Alors que plusieurs élèves ont été arrêtés et placés en détention dans le cadre de la lutte contre la fraude aux examens, la Ligue tunisienne des droits de l’homme (LTDH) a pris position ce lundi contre le recours aux peines privatives de liberté pour sanctionner les cas de triche.
L’organisation, qui dit suivre avec attention les procédures engagées, réaffirme que la fraude est un comportement « totalement rejeté », portant atteinte à l’égalité des chances et à la crédibilité du système éducatif.
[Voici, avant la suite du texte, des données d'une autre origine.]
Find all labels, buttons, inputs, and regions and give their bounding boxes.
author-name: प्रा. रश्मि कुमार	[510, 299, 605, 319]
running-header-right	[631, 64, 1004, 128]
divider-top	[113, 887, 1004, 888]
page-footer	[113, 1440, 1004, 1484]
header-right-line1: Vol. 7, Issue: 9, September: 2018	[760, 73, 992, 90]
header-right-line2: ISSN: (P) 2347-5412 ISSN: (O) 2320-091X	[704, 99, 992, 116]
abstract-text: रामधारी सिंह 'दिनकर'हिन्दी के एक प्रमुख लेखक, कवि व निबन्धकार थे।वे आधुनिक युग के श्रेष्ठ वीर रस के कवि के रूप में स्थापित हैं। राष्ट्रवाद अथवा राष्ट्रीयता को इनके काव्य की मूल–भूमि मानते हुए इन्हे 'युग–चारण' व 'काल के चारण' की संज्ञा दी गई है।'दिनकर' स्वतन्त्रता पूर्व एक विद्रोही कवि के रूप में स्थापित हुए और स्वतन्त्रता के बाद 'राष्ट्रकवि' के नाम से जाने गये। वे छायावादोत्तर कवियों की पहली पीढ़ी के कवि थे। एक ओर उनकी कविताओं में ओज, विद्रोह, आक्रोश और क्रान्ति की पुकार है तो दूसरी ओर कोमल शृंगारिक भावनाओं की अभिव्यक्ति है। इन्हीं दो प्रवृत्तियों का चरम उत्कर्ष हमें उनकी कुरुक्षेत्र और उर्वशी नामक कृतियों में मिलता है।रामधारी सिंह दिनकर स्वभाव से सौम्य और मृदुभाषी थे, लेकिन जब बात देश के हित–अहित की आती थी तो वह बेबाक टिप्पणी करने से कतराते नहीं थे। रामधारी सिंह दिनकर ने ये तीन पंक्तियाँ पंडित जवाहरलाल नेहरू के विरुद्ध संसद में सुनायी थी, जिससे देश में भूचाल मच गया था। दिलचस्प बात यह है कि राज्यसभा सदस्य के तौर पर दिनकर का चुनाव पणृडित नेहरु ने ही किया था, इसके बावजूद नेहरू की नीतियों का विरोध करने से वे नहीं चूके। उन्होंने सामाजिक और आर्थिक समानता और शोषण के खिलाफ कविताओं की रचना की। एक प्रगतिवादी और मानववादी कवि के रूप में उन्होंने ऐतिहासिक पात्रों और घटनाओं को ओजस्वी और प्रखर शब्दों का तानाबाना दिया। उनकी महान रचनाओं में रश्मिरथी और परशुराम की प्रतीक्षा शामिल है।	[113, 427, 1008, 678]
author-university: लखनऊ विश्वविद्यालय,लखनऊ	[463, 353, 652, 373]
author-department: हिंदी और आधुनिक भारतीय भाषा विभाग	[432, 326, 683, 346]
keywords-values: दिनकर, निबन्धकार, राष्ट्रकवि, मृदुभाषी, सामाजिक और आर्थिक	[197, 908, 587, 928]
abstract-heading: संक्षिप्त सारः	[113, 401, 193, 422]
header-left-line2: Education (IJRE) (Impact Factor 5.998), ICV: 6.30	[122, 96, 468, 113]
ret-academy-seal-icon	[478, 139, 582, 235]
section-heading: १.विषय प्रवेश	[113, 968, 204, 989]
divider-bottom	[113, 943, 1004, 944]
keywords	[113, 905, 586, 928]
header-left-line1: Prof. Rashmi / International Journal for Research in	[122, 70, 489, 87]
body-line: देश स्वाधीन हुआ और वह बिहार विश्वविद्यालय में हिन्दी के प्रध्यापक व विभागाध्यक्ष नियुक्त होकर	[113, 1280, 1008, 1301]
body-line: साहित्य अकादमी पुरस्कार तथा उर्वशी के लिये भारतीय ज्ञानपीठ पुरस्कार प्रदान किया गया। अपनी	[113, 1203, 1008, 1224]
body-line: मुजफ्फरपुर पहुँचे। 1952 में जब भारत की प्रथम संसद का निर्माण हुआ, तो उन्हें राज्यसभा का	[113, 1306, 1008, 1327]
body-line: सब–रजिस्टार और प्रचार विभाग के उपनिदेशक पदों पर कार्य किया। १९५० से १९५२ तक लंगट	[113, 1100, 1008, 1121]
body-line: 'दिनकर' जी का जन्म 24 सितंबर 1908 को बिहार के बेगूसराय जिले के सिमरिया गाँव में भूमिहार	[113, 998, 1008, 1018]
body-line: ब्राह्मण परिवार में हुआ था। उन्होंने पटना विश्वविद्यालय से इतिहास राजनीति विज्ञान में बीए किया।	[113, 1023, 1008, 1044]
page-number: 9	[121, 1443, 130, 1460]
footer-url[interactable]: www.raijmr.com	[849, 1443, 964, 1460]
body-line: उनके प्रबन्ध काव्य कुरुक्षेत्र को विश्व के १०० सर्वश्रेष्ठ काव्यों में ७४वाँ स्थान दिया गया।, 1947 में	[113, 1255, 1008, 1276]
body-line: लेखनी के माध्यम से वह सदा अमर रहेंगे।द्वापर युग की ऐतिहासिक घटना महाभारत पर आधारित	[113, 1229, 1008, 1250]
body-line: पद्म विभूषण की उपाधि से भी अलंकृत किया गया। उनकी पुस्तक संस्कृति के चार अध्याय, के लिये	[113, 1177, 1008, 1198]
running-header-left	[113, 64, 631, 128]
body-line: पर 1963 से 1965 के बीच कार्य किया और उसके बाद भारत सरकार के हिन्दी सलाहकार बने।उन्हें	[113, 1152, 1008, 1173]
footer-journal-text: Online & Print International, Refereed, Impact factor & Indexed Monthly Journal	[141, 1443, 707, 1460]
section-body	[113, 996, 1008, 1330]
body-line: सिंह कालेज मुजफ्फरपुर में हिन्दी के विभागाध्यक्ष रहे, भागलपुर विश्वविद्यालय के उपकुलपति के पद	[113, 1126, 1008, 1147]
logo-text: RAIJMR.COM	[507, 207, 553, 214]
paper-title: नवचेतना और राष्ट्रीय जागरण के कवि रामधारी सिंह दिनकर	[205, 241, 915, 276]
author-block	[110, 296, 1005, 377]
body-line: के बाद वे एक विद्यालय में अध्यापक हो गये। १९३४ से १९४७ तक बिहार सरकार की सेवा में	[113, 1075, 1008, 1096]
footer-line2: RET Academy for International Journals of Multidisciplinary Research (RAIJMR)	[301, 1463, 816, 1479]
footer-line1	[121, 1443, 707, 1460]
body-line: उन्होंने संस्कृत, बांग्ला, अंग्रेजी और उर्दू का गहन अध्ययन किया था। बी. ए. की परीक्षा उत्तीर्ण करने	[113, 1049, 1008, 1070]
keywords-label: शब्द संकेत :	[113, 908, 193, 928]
Elle considère néanmoins que la prison n’est ni une réponse proportionnée ni une solution efficace, en raison de ses effets stigmatisants sur les élèves et de ses répercussions psychologiques et sociales, dans un contexte déjà marqué par des conditions de détention difficiles.
Des mesures pédagogiques plutôt que carcérales
La LTDH plaide pour une approche fondée sur des sanctions disciplinaires et éducatives, conformes aux droits de l’enfant et au principe de proportionnalité. Elle appelle également à s’attaquer aux causes profondes du phénomène : pressions sociales et économiques, lacunes pédagogiques et poids excessif des examens dans les parcours scolaires.
Un débat national réclamé
La Ligue invite enfin à renforcer la sensibilisation à l’intégrité scolaire et à engager un débat national sur la réforme du système éducatif et des modalités d’évaluation, afin de prévenir durablement la fraude tout en préservant l’avenir des élèves concernés.